In his weekly radio and internet address, Obama said he wants the panel to report back in six months on ways to prevent future offshore drilling accidents.
"I want to know what worked and what didn't work in our response to the disaster, and where oversight of the oil and gas industry broke down," he said.
Graham, a Democrat, is a former Florida governor and senator. Reilly ran the Environmental Protection Agency under Republican president George H.W. Bush. His tenure at the agency included the 1989 Exxon Valdez oil spill in Alaska.
"I can't think of two people who will bring greater experience or better judgment to the task at hand," Obama said.
Obama intends to name five other people to the panel, which will examine everything from what caused the spill, to the safety of offshore drilling generally, to operations at the Minerals Management Service, the federal agency that grants drilling rights.
"We need to do a lot more to protect the health and safety of our people, to safeguard the quality of our air and water, and to preserve the natural beauty and bounty of America," Obama said. He added that he wants "a comprehensive look at how the oil and gas industry operates and how we regulate them."
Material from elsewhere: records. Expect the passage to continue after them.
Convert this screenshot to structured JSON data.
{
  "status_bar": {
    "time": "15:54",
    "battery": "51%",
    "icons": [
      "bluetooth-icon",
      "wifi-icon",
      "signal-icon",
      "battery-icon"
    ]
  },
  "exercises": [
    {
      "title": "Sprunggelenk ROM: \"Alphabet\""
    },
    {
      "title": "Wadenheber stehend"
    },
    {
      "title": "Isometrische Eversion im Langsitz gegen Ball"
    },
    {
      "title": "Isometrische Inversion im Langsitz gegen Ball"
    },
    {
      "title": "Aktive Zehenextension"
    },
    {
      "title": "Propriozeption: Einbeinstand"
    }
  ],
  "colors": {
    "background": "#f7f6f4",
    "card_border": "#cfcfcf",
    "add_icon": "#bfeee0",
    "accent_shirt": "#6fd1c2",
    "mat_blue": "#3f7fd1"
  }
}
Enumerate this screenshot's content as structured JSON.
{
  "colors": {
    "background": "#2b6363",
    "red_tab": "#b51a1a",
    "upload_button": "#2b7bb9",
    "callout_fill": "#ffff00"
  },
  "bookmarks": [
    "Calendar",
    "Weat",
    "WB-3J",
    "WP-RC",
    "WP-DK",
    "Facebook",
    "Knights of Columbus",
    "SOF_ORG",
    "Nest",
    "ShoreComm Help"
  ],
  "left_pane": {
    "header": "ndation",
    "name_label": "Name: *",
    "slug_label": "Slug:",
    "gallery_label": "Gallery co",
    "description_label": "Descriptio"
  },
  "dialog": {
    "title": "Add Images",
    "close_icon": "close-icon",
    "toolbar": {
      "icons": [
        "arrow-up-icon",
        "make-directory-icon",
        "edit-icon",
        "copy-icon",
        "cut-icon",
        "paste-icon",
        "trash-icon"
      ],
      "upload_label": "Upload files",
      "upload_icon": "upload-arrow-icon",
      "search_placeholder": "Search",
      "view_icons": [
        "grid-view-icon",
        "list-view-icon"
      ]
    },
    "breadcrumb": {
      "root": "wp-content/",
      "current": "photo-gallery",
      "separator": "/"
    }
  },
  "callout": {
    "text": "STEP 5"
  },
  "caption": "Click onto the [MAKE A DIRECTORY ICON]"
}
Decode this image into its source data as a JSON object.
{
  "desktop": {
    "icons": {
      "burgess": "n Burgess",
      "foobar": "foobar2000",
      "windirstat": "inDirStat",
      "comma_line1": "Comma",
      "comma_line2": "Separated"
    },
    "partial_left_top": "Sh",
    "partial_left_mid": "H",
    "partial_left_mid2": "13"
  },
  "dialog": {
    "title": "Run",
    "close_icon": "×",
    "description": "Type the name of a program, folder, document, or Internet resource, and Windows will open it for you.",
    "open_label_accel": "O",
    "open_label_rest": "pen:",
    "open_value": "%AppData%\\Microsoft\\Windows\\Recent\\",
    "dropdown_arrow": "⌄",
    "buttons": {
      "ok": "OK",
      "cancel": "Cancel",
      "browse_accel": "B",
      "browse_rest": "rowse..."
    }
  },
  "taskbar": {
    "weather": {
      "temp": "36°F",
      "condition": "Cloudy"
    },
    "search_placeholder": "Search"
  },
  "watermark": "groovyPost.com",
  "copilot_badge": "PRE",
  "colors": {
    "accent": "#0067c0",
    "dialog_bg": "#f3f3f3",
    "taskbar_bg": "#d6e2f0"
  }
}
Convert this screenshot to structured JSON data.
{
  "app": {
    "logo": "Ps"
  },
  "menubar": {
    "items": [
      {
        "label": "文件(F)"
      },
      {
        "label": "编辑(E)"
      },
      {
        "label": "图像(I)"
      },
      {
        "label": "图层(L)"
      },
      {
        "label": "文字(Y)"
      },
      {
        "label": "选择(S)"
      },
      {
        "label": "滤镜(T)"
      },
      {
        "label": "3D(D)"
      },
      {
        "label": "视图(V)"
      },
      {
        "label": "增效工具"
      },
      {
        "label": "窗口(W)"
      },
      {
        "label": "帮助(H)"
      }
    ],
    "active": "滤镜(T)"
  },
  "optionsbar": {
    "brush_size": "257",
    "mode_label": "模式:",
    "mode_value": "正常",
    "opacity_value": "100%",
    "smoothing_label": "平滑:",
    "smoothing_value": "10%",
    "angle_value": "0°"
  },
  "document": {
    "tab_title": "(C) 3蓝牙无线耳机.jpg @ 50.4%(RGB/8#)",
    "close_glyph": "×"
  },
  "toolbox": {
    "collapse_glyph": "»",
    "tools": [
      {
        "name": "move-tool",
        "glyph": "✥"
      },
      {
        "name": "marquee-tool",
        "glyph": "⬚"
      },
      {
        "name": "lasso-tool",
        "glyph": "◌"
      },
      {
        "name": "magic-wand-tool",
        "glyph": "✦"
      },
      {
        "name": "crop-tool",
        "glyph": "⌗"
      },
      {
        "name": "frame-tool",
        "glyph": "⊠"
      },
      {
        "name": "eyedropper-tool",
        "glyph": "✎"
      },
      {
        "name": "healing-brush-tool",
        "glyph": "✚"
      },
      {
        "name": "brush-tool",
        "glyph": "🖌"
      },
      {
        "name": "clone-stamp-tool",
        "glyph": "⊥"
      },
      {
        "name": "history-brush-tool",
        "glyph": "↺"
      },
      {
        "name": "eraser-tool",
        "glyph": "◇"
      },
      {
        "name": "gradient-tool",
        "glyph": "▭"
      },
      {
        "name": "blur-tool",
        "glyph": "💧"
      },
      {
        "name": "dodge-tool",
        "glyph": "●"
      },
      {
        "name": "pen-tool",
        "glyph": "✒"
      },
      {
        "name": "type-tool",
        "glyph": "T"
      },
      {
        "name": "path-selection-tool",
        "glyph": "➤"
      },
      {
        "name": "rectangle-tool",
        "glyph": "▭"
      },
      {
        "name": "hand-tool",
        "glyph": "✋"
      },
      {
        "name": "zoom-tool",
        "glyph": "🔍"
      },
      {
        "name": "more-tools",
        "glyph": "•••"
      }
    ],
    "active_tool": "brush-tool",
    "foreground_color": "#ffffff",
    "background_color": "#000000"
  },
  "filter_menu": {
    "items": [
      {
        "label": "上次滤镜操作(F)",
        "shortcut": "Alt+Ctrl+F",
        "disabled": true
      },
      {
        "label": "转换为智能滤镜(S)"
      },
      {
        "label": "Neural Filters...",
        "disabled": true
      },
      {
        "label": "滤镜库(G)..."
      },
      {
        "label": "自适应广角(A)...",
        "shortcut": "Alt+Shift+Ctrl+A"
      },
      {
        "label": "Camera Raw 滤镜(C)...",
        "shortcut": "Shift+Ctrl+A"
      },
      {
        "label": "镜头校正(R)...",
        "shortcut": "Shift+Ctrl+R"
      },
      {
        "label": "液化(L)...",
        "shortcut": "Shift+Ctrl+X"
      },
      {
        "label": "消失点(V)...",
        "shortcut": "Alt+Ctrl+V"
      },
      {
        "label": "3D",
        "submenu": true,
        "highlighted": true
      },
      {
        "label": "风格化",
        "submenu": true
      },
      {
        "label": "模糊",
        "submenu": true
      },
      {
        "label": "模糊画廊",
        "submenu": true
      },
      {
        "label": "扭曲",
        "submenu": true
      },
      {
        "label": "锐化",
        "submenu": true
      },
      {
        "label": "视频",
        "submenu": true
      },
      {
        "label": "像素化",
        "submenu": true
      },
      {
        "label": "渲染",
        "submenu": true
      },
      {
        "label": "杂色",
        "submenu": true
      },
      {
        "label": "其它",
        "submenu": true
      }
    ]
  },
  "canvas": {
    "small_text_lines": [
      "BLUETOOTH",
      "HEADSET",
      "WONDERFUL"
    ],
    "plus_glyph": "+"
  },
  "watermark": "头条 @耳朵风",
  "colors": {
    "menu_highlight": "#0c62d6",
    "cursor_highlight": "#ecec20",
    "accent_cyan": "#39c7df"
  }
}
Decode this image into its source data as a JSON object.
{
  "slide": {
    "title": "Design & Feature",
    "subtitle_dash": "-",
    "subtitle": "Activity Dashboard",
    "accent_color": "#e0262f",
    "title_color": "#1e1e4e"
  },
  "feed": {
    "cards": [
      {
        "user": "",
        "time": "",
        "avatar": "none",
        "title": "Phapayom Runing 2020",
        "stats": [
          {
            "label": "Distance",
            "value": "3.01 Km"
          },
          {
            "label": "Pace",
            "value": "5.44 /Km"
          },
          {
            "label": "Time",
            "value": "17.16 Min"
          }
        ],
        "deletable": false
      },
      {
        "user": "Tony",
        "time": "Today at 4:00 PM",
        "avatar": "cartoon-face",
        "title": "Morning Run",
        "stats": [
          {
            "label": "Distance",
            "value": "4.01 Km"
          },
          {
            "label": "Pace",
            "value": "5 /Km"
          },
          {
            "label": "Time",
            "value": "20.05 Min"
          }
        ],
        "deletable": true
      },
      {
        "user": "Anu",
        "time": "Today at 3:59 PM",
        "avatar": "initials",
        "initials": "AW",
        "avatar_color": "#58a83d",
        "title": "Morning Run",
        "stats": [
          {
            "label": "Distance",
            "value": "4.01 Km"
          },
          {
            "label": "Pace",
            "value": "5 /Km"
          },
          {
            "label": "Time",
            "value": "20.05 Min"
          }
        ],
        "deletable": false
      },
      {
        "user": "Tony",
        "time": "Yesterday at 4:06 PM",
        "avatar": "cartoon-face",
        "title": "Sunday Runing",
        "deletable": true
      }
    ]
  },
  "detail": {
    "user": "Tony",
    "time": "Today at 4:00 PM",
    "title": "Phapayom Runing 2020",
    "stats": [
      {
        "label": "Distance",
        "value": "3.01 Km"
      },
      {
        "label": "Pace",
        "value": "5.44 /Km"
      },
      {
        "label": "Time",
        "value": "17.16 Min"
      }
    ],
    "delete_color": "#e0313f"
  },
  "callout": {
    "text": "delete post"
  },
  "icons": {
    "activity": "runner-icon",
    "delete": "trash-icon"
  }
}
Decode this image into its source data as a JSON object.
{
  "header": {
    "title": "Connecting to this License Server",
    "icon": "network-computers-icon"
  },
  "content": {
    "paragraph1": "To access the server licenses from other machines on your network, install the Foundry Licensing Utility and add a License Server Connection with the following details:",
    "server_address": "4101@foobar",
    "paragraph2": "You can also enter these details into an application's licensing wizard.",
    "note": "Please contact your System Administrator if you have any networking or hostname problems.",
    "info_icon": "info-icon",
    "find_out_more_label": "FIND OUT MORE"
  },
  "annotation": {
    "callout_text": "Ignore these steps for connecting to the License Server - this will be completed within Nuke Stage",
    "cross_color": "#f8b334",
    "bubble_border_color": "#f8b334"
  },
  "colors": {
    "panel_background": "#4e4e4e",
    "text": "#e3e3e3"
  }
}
Hundreds of thousands of litres of oil continue to pour daily into the gulf from the wellhead 1.5 kilometres beneath the surface. The massive spill threatens beaches, marshes, fisheries and wildlife.
The spill began April 20 when the BP-leased Deepwater Horizon drilling rig exploded off the Louisiana coast, killing 11 workers and rupturing an underwater pipe.
BP said it will be at least Tuesday before engineers can shoot heavy mud into the blown-out well on the seabed in an effort to clog it.
Engineers had hoped to try the so-called "top kill" as early as this weekend, but the company said it needed more time to test the procedure.